In true auteur fashion, Dam was the only contributor on Toeachizown, from the singing on down. Working exclusively with historically accurate analog devices like the Roland Alpha Juno 1 synth and Oberheim, LinnDrum and Electro-Harmonix drum machines, Dam constructed his tracks through an unusually laborious process.
“Dam has a really old-school way of recording,” says Peanut Butter Wolf. “He records drums to a CD, then plays the CD back and adds a bassline, then plays that CD and adds the next instrument. He has to mix the song down every time and, if he messes up, he has to start from scratch. [It’s] really difficult. But if it ain’t broke…”
It’s an often dirty-sounding approach, one that mimics the hum of a patch cord being plugged in. It’s all part of the ride, Dam claims.
“The album is like going up a mountain—you’re on top and then you head back down,” he says. “Or you’re blasting off into a space ride, then you land. We all go through peaks and valleys. Hopefully, when you drop the needle or play the iTunes file, it’ll make your heart jiggle a little with emotions. Maybe sad or happy or right in between. But it’s all based in the funk.”

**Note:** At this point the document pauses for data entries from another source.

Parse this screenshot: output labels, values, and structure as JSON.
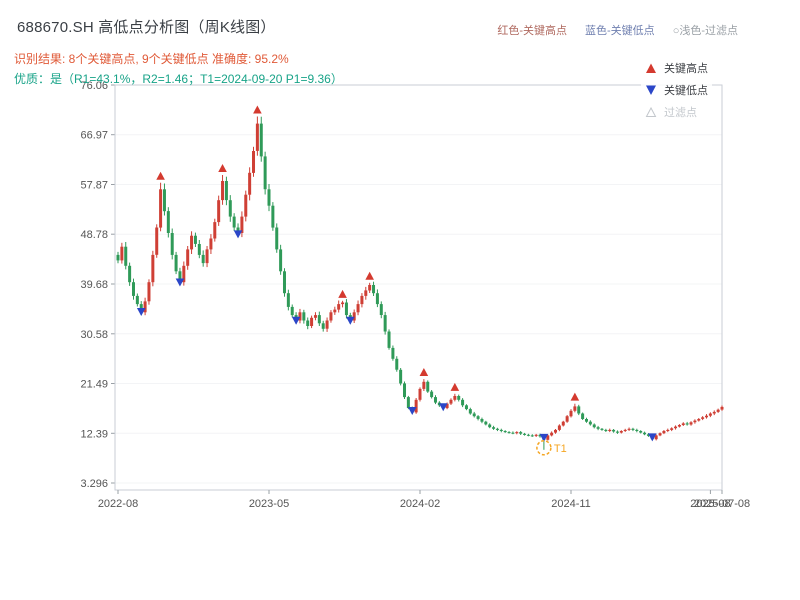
{
  "header": {
    "title": "688670.SH 高低点分析图（周K线图）",
    "top_legend": [
      {
        "label": "红色-关键高点",
        "color": "#b06a60"
      },
      {
        "label": "蓝色-关键低点",
        "color": "#7080b0"
      },
      {
        "label": "○浅色-过滤点",
        "color": "#9aa0a6"
      }
    ],
    "result_line": "识别结果: 8个关键高点, 9个关键低点  准确度: 95.2%",
    "result_color": "#e05a38",
    "quality_line": "优质：是（R1=43.1%，R2=1.46；T1=2024-09-20 P1=9.36）",
    "quality_color": "#18a388"
  },
  "plot_legend": {
    "items": [
      {
        "label": "关键高点",
        "marker": "up-triangle",
        "color": "#d43a2f",
        "text_color": "#3c3f44"
      },
      {
        "label": "关键低点",
        "marker": "down-triangle",
        "color": "#2b46c8",
        "text_color": "#3c3f44"
      },
      {
        "label": "过滤点",
        "marker": "open-up-triangle",
        "color": "#c3c7cc",
        "text_color": "#c3c7cc"
      }
    ]
  },
  "chart_data": {
    "type": "candlestick",
    "period": "weekly",
    "title": "688670.SH 高低点分析图（周K线图）",
    "ylim": [
      3.296,
      76.06
    ],
    "y_ticks": [
      76.06,
      66.97,
      57.87,
      48.78,
      39.68,
      30.58,
      21.49,
      12.39,
      3.296
    ],
    "x_ticks": [
      {
        "label": "2022-08",
        "week": 0
      },
      {
        "label": "2023-05",
        "week": 39
      },
      {
        "label": "2024-02",
        "week": 78
      },
      {
        "label": "2024-11",
        "week": 117
      },
      {
        "label": "2025-08",
        "week": 153
      },
      {
        "label": "2025-07-08",
        "week": 156
      }
    ],
    "up_color": "#cf3f35",
    "down_color": "#2f9a58",
    "first_open": 45.0,
    "closes": [
      44,
      46.5,
      43,
      40,
      37.5,
      36,
      34.5,
      36.5,
      40,
      45,
      50,
      57,
      53,
      49,
      45,
      42,
      40,
      43,
      46,
      48.5,
      47,
      45,
      43.5,
      46,
      48,
      51,
      55,
      58.5,
      55,
      52,
      50,
      49,
      52,
      56,
      60,
      64,
      69,
      63,
      57,
      54,
      50,
      46,
      42,
      38,
      35.5,
      34,
      33,
      34.5,
      33,
      32,
      33.5,
      34,
      32.5,
      31.5,
      33,
      34.5,
      35,
      36,
      36.3,
      34,
      33,
      34.5,
      36,
      37.5,
      38.5,
      39.5,
      38,
      36,
      34,
      31,
      28,
      26,
      24,
      21.5,
      19,
      17,
      16.2,
      18.5,
      20.5,
      21.8,
      20,
      19,
      18,
      17.5,
      17,
      17.8,
      18.5,
      19.2,
      18.5,
      17.5,
      16.8,
      16,
      15.5,
      15,
      14.5,
      14,
      13.5,
      13.2,
      13,
      12.8,
      12.6,
      12.5,
      12.4,
      12.6,
      12.3,
      12.1,
      12,
      11.9,
      12.1,
      11.8,
      11.2,
      12,
      12.5,
      13,
      13.8,
      14.5,
      15.5,
      16.5,
      17.3,
      16,
      15,
      14.5,
      14,
      13.5,
      13.2,
      13,
      12.8,
      13,
      12.7,
      12.5,
      12.8,
      13,
      13.2,
      13,
      12.8,
      12.5,
      12.2,
      11.9,
      11.3,
      12,
      12.4,
      12.8,
      13,
      13.3,
      13.6,
      13.9,
      14.2,
      14,
      14.4,
      14.7,
      15,
      15.3,
      15.6,
      16,
      16.3,
      16.7,
      17.2
    ],
    "key_highs": [
      {
        "week": 11,
        "price": 58.2
      },
      {
        "week": 27,
        "price": 59.6
      },
      {
        "week": 36,
        "price": 70.3
      },
      {
        "week": 58,
        "price": 36.6
      },
      {
        "week": 65,
        "price": 39.9
      },
      {
        "week": 79,
        "price": 22.3
      },
      {
        "week": 87,
        "price": 19.6
      },
      {
        "week": 118,
        "price": 17.8
      }
    ],
    "key_lows": [
      {
        "week": 6,
        "price": 34.0
      },
      {
        "week": 16,
        "price": 39.4
      },
      {
        "week": 31,
        "price": 48.2
      },
      {
        "week": 46,
        "price": 32.4
      },
      {
        "week": 60,
        "price": 32.4
      },
      {
        "week": 76,
        "price": 15.9
      },
      {
        "week": 84,
        "price": 16.6
      },
      {
        "week": 110,
        "price": 11.0
      },
      {
        "week": 138,
        "price": 11.1
      }
    ],
    "t1_point": {
      "week": 110,
      "price": 9.36,
      "label": "T1",
      "date": "2024-09-20",
      "color": "#f5a623"
    },
    "marker_colors": {
      "key_high": "#d43a2f",
      "key_low": "#2b46c8"
    }
  }
}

Dam-Funk isn’t the only contemporary artist putting a new spin on ’80s funk. Here’s a look at some of his kindred spirits.

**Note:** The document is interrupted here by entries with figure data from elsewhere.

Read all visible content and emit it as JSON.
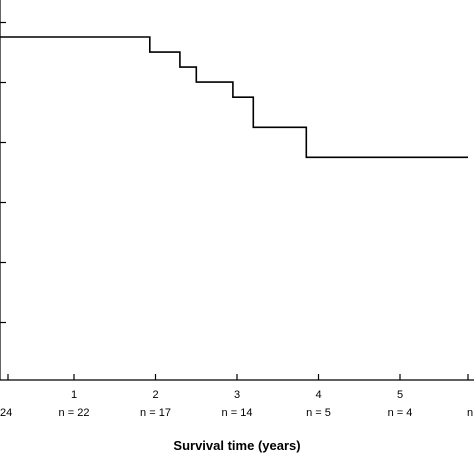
{
  "chart_data": {
    "type": "line",
    "subtype": "kaplan-meier step curve",
    "title": "",
    "xlabel": "Survival time (years)",
    "ylabel": "",
    "xlim": [
      -0.45,
      5.85
    ],
    "ylim": [
      0,
      1
    ],
    "x_ticks": [
      {
        "value": 1,
        "label": "1"
      },
      {
        "value": 2,
        "label": "2"
      },
      {
        "value": 3,
        "label": "3"
      },
      {
        "value": 4,
        "label": "4"
      },
      {
        "value": 5,
        "label": "5"
      }
    ],
    "y_tick_count": 6,
    "at_risk": [
      {
        "x": 0,
        "label": "24"
      },
      {
        "x": 1,
        "label": "n = 22"
      },
      {
        "x": 2,
        "label": "n = 17"
      },
      {
        "x": 3,
        "label": "n = 14"
      },
      {
        "x": 4,
        "label": "n = 5"
      },
      {
        "x": 5,
        "label": "n = 4"
      },
      {
        "x": 6,
        "label": "n"
      }
    ],
    "series": [
      {
        "points": [
          [
            -0.5,
            1.0
          ],
          [
            -0.05,
            1.0
          ],
          [
            -0.05,
            0.958
          ],
          [
            1.93,
            0.958
          ],
          [
            1.93,
            0.916
          ],
          [
            2.3,
            0.916
          ],
          [
            2.3,
            0.874
          ],
          [
            2.5,
            0.874
          ],
          [
            2.5,
            0.832
          ],
          [
            2.95,
            0.832
          ],
          [
            2.95,
            0.79
          ],
          [
            3.2,
            0.79
          ],
          [
            3.2,
            0.706
          ],
          [
            3.85,
            0.706
          ],
          [
            3.85,
            0.622
          ],
          [
            5.85,
            0.622
          ]
        ]
      }
    ],
    "grid": false,
    "legend": "none"
  }
}
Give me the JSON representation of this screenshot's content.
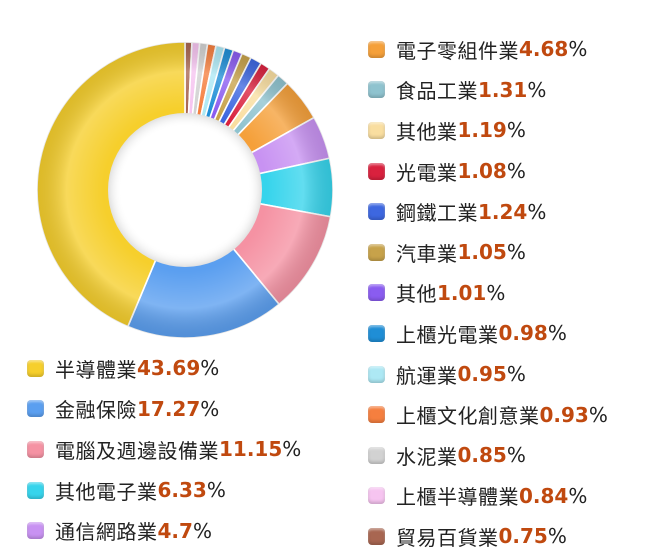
{
  "chart_data": {
    "type": "pie",
    "style": "donut",
    "unit": "%",
    "slices": [
      {
        "label": "半導體業",
        "value": 43.69,
        "color": "#f6cf2c"
      },
      {
        "label": "金融保險",
        "value": 17.27,
        "color": "#5b9ff0"
      },
      {
        "label": "電腦及週邊設備業",
        "value": 11.15,
        "color": "#f592a3"
      },
      {
        "label": "其他電子業",
        "value": 6.33,
        "color": "#36d4ec"
      },
      {
        "label": "通信網路業",
        "value": 4.7,
        "color": "#c892f2"
      },
      {
        "label": "電子零組件業",
        "value": 4.68,
        "color": "#f5a03a"
      },
      {
        "label": "食品工業",
        "value": 1.31,
        "color": "#8fc3cf"
      },
      {
        "label": "其他業",
        "value": 1.19,
        "color": "#f9dea0"
      },
      {
        "label": "光電業",
        "value": 1.08,
        "color": "#d9213e"
      },
      {
        "label": "鋼鐵工業",
        "value": 1.24,
        "color": "#3d67e0"
      },
      {
        "label": "汽車業",
        "value": 1.05,
        "color": "#c7a24a"
      },
      {
        "label": "其他",
        "value": 1.01,
        "color": "#8a5cf0"
      },
      {
        "label": "上櫃光電業",
        "value": 0.98,
        "color": "#1f8ed6"
      },
      {
        "label": "航運業",
        "value": 0.95,
        "color": "#ade8f4"
      },
      {
        "label": "上櫃文化創意業",
        "value": 0.93,
        "color": "#f57f3f"
      },
      {
        "label": "水泥業",
        "value": 0.85,
        "color": "#d2d2d2"
      },
      {
        "label": "上櫃半導體業",
        "value": 0.84,
        "color": "#f6c4f0"
      },
      {
        "label": "貿易百貨業",
        "value": 0.75,
        "color": "#a86651"
      }
    ],
    "value_labels": [
      "43.69",
      "17.27",
      "11.15",
      "6.33",
      "4.7",
      "4.68",
      "1.31",
      "1.19",
      "1.08",
      "1.24",
      "1.05",
      "1.01",
      "0.98",
      "0.95",
      "0.93",
      "0.85",
      "0.84",
      "0.75"
    ],
    "legend_placement": "right-and-bottom-left"
  }
}
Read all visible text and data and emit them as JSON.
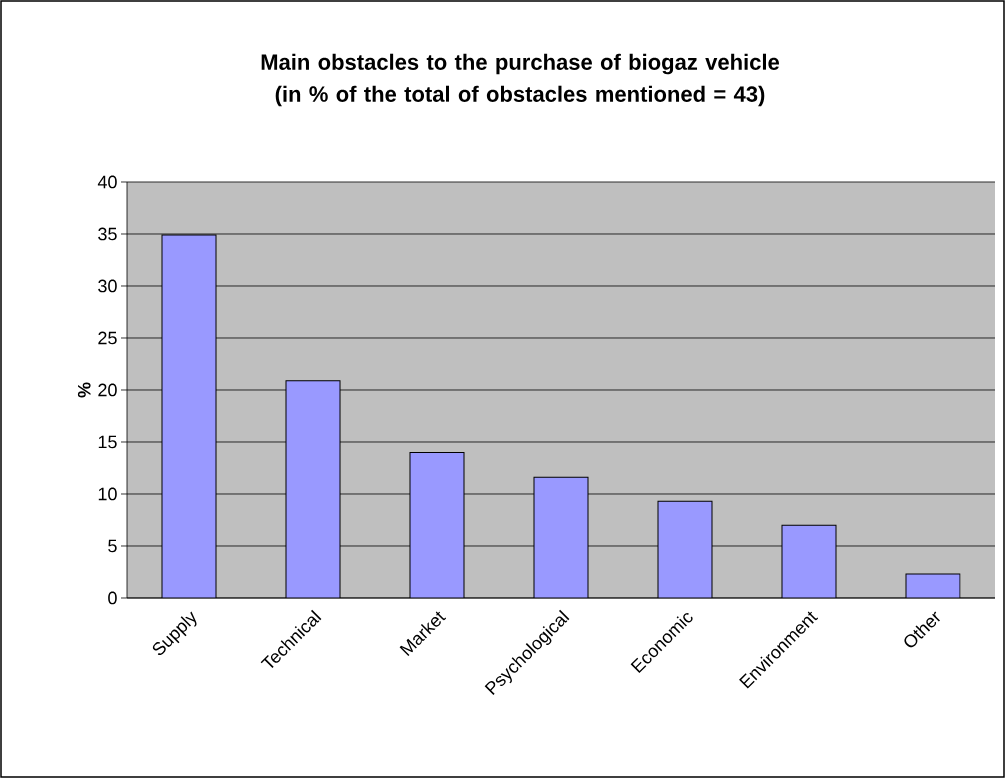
{
  "chart_data": {
    "type": "bar",
    "title": "Main obstacles to the purchase of biogaz vehicle (in % of the total of obstacles mentioned = 43)",
    "ylabel": "%",
    "categories": [
      "Supply",
      "Technical",
      "Market",
      "Psychological",
      "Economic",
      "Environment",
      "Other"
    ],
    "values": [
      34.9,
      20.9,
      14.0,
      11.6,
      9.3,
      7.0,
      2.3
    ],
    "color": "#9999ff",
    "ylim": [
      0,
      40
    ],
    "yticks": [
      0,
      5,
      10,
      15,
      20,
      25,
      30,
      35,
      40
    ],
    "grid": "y"
  }
}
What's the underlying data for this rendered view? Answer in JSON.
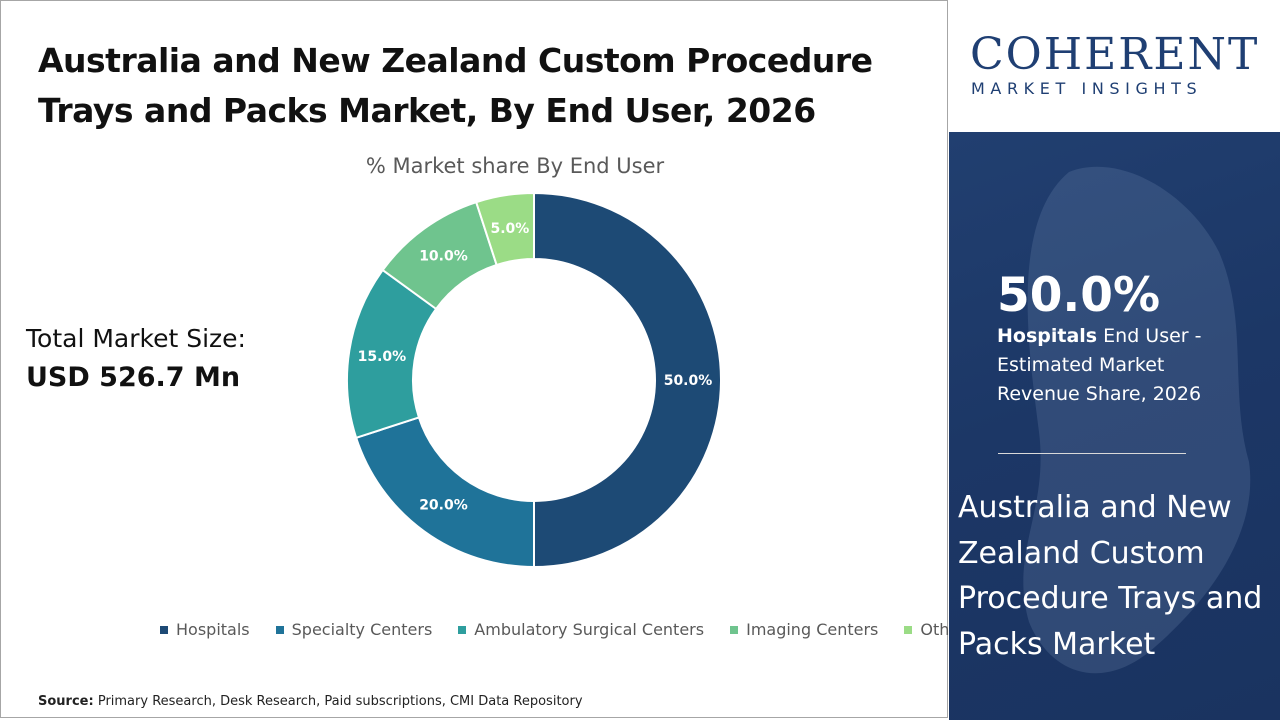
{
  "title": "Australia and New Zealand Custom Procedure Trays and Packs Market, By End User, 2026",
  "total": {
    "label": "Total Market Size:",
    "value": "USD 526.7 Mn"
  },
  "source": {
    "label": "Source:",
    "text": "Primary Research, Desk Research, Paid subscriptions, CMI Data Repository"
  },
  "logo": {
    "main": "COHERENT",
    "sub": "MARKET INSIGHTS"
  },
  "highlight": {
    "value": "50.0%",
    "segment": "Hospitals",
    "description": "End User - Estimated Market Revenue Share, 2026"
  },
  "market_name": "Australia and New Zealand Custom Procedure Trays and Packs Market",
  "colors": {
    "panel": "#1c3766",
    "logo": "#1f3f73"
  },
  "chart_data": {
    "type": "pie",
    "title": "% Market share By End User",
    "categories": [
      "Hospitals",
      "Specialty Centers",
      "Ambulatory Surgical Centers",
      "Imaging Centers",
      "Others"
    ],
    "values": [
      50.0,
      20.0,
      15.0,
      10.0,
      5.0
    ],
    "data_labels": [
      "50.0%",
      "20.0%",
      "15.0%",
      "10.0%",
      "5.0%"
    ],
    "colors": [
      "#1d4a75",
      "#1f7399",
      "#2e9e9e",
      "#6fc48e",
      "#9bdc86"
    ],
    "legend": "bottom"
  }
}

Welcome, the 2008 debut LP by Dam’s Stones Throw labelmate James “Pants” Singleton, was an homage to outsider-y regional records by an actual outsider from the musical hinterland of Spokane, WA. Working with tools like a circa ’83 Roland JX-3P synth, Pants conjured classic boogie when he wanted to (“I Choose You” and his cover of Skyy’s “Let’s Celebrate”) while also making a few excursions into deviant punk funk and spaced-out disco.
Sa-Ra Creative Partners
This Kanye-affiliated production trio (and sometime band) might have made its name working with rappers like Pharoahe Monch and Talib Kweli but their sound is firmly rooted in cosmic funk influences like Kleer and Newcleus. The funkiest thing about them, though, might be group member Taz Arnold’s fashion sense, which takes a few pages from Prince’s playbook.

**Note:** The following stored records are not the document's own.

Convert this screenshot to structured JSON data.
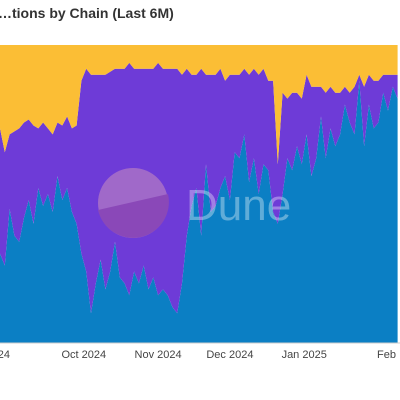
{
  "chart_data": {
    "type": "area",
    "stacked": true,
    "normalized": true,
    "title": "…tions by Chain (Last 6M)",
    "xlabel": "",
    "ylabel": "",
    "ylim": [
      0,
      1
    ],
    "x_tick_labels": [
      "…24",
      "Oct 2024",
      "Nov 2024",
      "Dec 2024",
      "Jan 2025",
      "Feb …"
    ],
    "x_range": [
      "2024-09-10",
      "2025-02-24"
    ],
    "grid": false,
    "legend": "none",
    "watermark": "Dune",
    "x": [
      "2024-09-10",
      "2024-09-12",
      "2024-09-14",
      "2024-09-16",
      "2024-09-18",
      "2024-09-20",
      "2024-09-22",
      "2024-09-24",
      "2024-09-26",
      "2024-09-28",
      "2024-09-30",
      "2024-10-02",
      "2024-10-04",
      "2024-10-06",
      "2024-10-08",
      "2024-10-10",
      "2024-10-12",
      "2024-10-14",
      "2024-10-16",
      "2024-10-18",
      "2024-10-20",
      "2024-10-22",
      "2024-10-24",
      "2024-10-26",
      "2024-10-28",
      "2024-10-30",
      "2024-11-01",
      "2024-11-03",
      "2024-11-05",
      "2024-11-07",
      "2024-11-09",
      "2024-11-11",
      "2024-11-13",
      "2024-11-15",
      "2024-11-17",
      "2024-11-19",
      "2024-11-21",
      "2024-11-23",
      "2024-11-25",
      "2024-11-27",
      "2024-11-29",
      "2024-12-01",
      "2024-12-03",
      "2024-12-05",
      "2024-12-07",
      "2024-12-09",
      "2024-12-11",
      "2024-12-13",
      "2024-12-15",
      "2024-12-17",
      "2024-12-19",
      "2024-12-21",
      "2024-12-23",
      "2024-12-25",
      "2024-12-27",
      "2024-12-29",
      "2024-12-31",
      "2025-01-02",
      "2025-01-04",
      "2025-01-06",
      "2025-01-08",
      "2025-01-10",
      "2025-01-12",
      "2025-01-14",
      "2025-01-16",
      "2025-01-18",
      "2025-01-20",
      "2025-01-22",
      "2025-01-24",
      "2025-01-26",
      "2025-01-28",
      "2025-01-30",
      "2025-02-01",
      "2025-02-03",
      "2025-02-05",
      "2025-02-07",
      "2025-02-09",
      "2025-02-11",
      "2025-02-13",
      "2025-02-15",
      "2025-02-17",
      "2025-02-19",
      "2025-02-21",
      "2025-02-23"
    ],
    "series": [
      {
        "color": "#0b7fc4",
        "values": [
          0.3,
          0.26,
          0.45,
          0.36,
          0.34,
          0.42,
          0.48,
          0.4,
          0.52,
          0.46,
          0.5,
          0.44,
          0.56,
          0.48,
          0.52,
          0.44,
          0.4,
          0.3,
          0.24,
          0.1,
          0.2,
          0.28,
          0.18,
          0.24,
          0.34,
          0.22,
          0.2,
          0.16,
          0.24,
          0.2,
          0.26,
          0.18,
          0.22,
          0.16,
          0.18,
          0.16,
          0.12,
          0.1,
          0.2,
          0.36,
          0.46,
          0.52,
          0.36,
          0.6,
          0.44,
          0.46,
          0.52,
          0.56,
          0.48,
          0.64,
          0.62,
          0.7,
          0.54,
          0.62,
          0.5,
          0.6,
          0.58,
          0.44,
          0.4,
          0.5,
          0.62,
          0.58,
          0.66,
          0.6,
          0.7,
          0.56,
          0.62,
          0.76,
          0.62,
          0.72,
          0.66,
          0.7,
          0.8,
          0.74,
          0.7,
          0.88,
          0.66,
          0.8,
          0.72,
          0.74,
          0.84,
          0.78,
          0.86,
          0.82
        ]
      },
      {
        "color": "#6e3bd7",
        "values": [
          0.42,
          0.38,
          0.25,
          0.35,
          0.38,
          0.32,
          0.27,
          0.33,
          0.2,
          0.28,
          0.22,
          0.26,
          0.18,
          0.25,
          0.24,
          0.28,
          0.33,
          0.58,
          0.68,
          0.8,
          0.7,
          0.62,
          0.72,
          0.67,
          0.58,
          0.7,
          0.72,
          0.78,
          0.68,
          0.72,
          0.66,
          0.74,
          0.7,
          0.78,
          0.74,
          0.76,
          0.8,
          0.82,
          0.7,
          0.56,
          0.44,
          0.38,
          0.56,
          0.3,
          0.46,
          0.44,
          0.4,
          0.32,
          0.42,
          0.26,
          0.28,
          0.22,
          0.36,
          0.3,
          0.4,
          0.32,
          0.3,
          0.44,
          0.2,
          0.34,
          0.2,
          0.26,
          0.18,
          0.22,
          0.2,
          0.3,
          0.24,
          0.1,
          0.22,
          0.14,
          0.18,
          0.14,
          0.06,
          0.1,
          0.16,
          0.02,
          0.2,
          0.1,
          0.16,
          0.14,
          0.06,
          0.12,
          0.04,
          0.08
        ]
      },
      {
        "color": "#fbbe35",
        "values": [
          0.28,
          0.36,
          0.3,
          0.29,
          0.28,
          0.26,
          0.25,
          0.27,
          0.28,
          0.26,
          0.28,
          0.3,
          0.26,
          0.27,
          0.24,
          0.28,
          0.27,
          0.12,
          0.08,
          0.1,
          0.1,
          0.1,
          0.1,
          0.09,
          0.08,
          0.08,
          0.08,
          0.06,
          0.08,
          0.08,
          0.08,
          0.08,
          0.08,
          0.06,
          0.08,
          0.08,
          0.08,
          0.08,
          0.1,
          0.08,
          0.1,
          0.1,
          0.08,
          0.1,
          0.1,
          0.1,
          0.08,
          0.12,
          0.1,
          0.1,
          0.1,
          0.08,
          0.1,
          0.08,
          0.1,
          0.08,
          0.12,
          0.12,
          0.4,
          0.16,
          0.18,
          0.16,
          0.16,
          0.18,
          0.1,
          0.14,
          0.14,
          0.14,
          0.16,
          0.14,
          0.16,
          0.16,
          0.14,
          0.16,
          0.14,
          0.1,
          0.14,
          0.1,
          0.12,
          0.12,
          0.1,
          0.1,
          0.1,
          0.1
        ]
      }
    ]
  }
}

Chin Chin doesn’t quite enter boogie territory on its recent LP, The Flashing, The Fancing, but Def Jux’s first non hip-hop act is the only act on the Brooklyn soul revivalist scene (Dap Kings, Menahan Street Band, El Michels Affair) whose sound takes a detour through the ’80s. They might also be the first new band in two decades to elicit comparisons to Kool and the Gang and Earth, Wind and Fire.
Chromeo’s irreverent and cheeky take on electro-funk might strike some as parodic, but the Montreal-NYC duo is sincere in its tribute to Cameo, Zapp, and Timex Social Club, says Dam-Funk. “I give Chromeo their due because they have good songwriting, and they are keepin’ ’em dancing,” Dam says. “Pee Thug is real talented with vocoder techniques and Dave is a really deep cat. They definitely love the funk.”